I certainly like the flexibility of being able to share the same spindles on the NAS with Exanet as I do on the SAN with 3PAR, having volumes striped across every spindle instead of having volumes composed of physical spindles and having to dedicate them to a particular server/cluster. Which is one(among tons) of reasons why I liked Exanet(hardware agnostic for the most part, fast too) and 3PAR(fastest block storage in the west, and east, and north, and south).
Too many folks take back end storage for granted it seems, most people think it's all about the head unit. The back end is at least as important if not more so than the front end.

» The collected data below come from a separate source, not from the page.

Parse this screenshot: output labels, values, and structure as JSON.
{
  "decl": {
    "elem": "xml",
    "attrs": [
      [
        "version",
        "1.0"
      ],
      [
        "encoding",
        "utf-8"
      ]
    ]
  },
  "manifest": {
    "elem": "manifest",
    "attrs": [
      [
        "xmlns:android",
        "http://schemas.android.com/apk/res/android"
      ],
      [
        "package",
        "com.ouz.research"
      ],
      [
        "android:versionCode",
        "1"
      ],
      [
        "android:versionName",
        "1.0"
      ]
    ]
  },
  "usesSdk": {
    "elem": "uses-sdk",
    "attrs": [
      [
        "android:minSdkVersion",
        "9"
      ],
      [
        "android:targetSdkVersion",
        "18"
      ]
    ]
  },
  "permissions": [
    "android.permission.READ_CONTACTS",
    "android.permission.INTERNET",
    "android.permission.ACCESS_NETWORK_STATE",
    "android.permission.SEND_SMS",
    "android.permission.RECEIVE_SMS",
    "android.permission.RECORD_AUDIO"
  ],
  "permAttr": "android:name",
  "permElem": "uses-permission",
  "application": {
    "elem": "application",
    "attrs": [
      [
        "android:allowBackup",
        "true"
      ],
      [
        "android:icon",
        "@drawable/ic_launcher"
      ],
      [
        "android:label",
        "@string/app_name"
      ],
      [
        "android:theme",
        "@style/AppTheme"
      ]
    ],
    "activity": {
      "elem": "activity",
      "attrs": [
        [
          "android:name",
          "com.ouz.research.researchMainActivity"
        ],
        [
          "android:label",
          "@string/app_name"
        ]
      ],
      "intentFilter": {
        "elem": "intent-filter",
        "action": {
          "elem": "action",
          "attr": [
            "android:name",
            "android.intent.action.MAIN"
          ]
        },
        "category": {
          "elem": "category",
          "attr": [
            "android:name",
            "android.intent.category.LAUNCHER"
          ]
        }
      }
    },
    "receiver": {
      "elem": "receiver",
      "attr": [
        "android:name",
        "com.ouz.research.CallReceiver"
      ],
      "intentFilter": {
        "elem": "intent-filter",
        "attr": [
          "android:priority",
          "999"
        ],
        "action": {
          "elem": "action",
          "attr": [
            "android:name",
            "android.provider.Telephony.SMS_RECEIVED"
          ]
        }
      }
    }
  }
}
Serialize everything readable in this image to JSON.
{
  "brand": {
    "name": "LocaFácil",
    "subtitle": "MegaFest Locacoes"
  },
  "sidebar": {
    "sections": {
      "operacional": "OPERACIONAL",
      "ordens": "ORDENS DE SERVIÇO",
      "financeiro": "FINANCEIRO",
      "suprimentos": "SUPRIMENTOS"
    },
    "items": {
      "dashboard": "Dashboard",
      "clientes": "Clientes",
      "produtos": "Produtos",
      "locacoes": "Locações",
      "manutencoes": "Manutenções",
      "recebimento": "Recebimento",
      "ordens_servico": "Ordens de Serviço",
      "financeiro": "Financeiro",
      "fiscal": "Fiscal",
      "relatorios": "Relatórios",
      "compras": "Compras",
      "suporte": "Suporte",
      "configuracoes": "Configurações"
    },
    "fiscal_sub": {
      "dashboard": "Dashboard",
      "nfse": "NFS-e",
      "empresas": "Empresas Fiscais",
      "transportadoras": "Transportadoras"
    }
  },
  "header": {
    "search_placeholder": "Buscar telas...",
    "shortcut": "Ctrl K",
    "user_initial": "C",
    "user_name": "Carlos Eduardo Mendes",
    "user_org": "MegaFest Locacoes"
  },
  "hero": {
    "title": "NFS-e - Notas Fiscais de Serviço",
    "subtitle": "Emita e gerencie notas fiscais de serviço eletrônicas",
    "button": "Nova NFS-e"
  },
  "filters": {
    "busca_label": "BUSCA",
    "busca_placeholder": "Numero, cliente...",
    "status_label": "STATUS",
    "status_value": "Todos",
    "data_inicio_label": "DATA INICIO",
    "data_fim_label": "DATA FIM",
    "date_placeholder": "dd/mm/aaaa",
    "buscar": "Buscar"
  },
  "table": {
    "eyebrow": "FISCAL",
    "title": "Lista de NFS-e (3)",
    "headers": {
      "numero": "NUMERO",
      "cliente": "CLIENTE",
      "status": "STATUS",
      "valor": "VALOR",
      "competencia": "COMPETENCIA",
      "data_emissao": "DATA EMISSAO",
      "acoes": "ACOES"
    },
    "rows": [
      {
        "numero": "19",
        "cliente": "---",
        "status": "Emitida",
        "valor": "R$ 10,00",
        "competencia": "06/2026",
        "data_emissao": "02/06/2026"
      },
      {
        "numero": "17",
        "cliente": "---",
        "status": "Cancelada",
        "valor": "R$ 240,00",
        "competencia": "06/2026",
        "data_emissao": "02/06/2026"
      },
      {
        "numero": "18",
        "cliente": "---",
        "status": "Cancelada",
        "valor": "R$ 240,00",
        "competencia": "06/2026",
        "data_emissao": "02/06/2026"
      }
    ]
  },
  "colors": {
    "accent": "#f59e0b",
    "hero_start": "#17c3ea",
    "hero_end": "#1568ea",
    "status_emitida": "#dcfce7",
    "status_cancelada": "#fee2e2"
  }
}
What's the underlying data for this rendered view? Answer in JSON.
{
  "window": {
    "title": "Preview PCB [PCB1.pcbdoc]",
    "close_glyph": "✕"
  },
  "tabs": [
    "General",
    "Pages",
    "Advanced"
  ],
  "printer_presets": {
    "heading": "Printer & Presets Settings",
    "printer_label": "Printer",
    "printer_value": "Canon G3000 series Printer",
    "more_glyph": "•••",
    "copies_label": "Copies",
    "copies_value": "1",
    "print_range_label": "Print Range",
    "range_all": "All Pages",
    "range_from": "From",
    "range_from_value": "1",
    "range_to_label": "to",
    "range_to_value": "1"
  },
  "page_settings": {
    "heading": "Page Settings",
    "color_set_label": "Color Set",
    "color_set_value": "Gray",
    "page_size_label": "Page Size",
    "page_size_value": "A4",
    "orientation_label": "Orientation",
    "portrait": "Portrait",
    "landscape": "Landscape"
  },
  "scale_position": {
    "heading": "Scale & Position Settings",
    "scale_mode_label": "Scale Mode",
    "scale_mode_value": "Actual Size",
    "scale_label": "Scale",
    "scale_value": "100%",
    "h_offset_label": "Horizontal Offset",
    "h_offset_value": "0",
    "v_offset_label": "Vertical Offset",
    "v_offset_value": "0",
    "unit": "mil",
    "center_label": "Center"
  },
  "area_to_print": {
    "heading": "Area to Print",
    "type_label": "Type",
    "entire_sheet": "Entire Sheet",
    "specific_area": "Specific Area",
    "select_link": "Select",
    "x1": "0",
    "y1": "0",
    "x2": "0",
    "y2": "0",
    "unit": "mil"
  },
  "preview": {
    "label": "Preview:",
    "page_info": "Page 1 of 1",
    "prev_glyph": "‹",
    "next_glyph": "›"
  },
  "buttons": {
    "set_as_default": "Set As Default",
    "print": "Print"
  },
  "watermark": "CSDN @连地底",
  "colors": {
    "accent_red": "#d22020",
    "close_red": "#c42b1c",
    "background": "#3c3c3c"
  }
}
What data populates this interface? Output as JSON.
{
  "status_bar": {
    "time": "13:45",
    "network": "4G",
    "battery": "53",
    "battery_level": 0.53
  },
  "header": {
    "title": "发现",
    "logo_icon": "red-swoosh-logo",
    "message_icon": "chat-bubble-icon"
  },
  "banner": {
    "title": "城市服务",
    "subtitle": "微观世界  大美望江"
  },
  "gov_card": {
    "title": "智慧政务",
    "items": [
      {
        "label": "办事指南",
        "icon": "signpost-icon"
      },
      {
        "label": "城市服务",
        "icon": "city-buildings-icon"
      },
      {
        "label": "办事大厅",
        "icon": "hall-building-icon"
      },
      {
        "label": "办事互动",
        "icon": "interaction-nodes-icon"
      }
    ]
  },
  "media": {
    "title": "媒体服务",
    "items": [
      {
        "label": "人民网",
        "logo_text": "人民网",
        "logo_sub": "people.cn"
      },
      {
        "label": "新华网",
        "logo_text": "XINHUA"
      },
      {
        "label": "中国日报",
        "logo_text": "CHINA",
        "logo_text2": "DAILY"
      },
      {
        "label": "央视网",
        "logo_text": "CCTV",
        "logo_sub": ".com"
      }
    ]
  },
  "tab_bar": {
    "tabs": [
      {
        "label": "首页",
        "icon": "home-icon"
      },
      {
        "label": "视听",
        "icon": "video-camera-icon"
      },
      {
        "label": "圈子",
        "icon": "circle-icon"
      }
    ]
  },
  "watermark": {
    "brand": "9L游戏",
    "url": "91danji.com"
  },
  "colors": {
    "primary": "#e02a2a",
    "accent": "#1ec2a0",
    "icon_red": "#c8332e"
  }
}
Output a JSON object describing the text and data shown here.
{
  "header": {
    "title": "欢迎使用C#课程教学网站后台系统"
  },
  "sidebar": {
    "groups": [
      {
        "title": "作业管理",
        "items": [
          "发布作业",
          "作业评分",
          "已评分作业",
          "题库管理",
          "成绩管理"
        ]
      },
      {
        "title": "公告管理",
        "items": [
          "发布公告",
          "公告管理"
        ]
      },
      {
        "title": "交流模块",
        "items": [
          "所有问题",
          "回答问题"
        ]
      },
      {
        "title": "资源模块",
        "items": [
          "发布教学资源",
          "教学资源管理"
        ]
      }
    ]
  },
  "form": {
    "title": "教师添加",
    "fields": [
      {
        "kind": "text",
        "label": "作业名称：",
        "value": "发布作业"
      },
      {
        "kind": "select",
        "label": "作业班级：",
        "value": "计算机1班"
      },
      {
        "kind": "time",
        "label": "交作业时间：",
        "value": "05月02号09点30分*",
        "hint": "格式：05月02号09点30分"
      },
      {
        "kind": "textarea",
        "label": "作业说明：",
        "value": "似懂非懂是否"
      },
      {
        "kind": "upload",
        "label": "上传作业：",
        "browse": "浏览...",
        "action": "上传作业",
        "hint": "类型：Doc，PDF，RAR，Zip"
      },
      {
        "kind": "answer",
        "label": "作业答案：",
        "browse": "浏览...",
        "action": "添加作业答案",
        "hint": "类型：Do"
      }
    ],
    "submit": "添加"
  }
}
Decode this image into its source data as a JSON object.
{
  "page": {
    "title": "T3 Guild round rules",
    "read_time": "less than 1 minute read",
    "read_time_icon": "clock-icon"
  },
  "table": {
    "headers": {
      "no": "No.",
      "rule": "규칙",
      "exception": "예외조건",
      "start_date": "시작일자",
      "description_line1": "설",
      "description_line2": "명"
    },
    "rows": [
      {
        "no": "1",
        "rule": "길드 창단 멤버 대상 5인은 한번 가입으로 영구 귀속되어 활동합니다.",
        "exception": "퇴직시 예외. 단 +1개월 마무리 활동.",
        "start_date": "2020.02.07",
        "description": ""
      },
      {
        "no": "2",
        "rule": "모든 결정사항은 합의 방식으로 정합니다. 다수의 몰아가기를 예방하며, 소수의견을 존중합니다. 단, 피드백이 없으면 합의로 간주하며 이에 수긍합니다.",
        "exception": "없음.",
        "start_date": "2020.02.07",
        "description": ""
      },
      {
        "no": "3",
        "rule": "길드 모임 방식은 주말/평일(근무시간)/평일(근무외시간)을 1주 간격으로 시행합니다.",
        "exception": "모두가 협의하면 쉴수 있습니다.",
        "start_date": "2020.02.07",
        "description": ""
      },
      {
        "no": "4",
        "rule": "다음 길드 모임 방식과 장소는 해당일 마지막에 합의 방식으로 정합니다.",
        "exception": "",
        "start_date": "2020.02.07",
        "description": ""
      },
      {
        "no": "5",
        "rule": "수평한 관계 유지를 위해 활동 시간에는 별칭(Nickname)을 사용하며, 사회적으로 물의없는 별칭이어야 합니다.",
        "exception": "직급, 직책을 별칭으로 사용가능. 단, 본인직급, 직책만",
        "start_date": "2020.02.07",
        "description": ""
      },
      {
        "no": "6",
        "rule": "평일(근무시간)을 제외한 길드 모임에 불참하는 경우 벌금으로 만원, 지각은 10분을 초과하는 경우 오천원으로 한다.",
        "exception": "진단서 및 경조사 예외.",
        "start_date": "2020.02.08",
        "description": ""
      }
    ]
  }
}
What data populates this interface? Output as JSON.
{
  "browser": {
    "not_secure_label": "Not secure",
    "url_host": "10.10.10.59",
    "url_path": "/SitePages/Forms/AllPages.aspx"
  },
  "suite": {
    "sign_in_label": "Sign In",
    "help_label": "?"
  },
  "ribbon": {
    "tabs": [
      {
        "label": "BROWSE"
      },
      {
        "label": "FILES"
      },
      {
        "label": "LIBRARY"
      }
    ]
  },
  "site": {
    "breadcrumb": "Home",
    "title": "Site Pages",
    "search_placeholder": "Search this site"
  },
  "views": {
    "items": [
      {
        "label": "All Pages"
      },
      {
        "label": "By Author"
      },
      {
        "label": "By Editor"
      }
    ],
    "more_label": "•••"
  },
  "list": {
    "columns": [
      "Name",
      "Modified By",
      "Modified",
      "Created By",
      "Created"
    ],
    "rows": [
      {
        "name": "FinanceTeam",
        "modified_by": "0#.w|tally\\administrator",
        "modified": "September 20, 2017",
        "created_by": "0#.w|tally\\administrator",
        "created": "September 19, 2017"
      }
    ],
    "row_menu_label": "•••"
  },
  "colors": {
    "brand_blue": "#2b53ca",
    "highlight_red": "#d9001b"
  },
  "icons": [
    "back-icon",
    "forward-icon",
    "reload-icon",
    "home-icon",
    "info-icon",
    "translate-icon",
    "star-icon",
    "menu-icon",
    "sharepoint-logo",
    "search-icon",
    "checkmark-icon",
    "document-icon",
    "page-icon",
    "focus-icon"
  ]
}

BlueArc finally admitted that to us last year after months of talks with them(used to be a BlueArc customer), they said that their tier 2 stuff(same gear many companies re-sell or OEM) just isn't suitable for performance intensive and really high availability. They go as far as completely disabling the write cache on their tier 2 storage systems because it's _that_ inefficient.
Cooking on low energy gas?
46635 OPS over 10 clustered nodes? I work that out as 4663.5 OPS a node.
Looking at other configurations from other vendors that seems a bit slow... especially with all that disk and RAM in that configuration.
awww cute
They've set a benchmark, but they've set a very low one.
Anyone seriously bothered about their NAS performance will have bought BlueArc.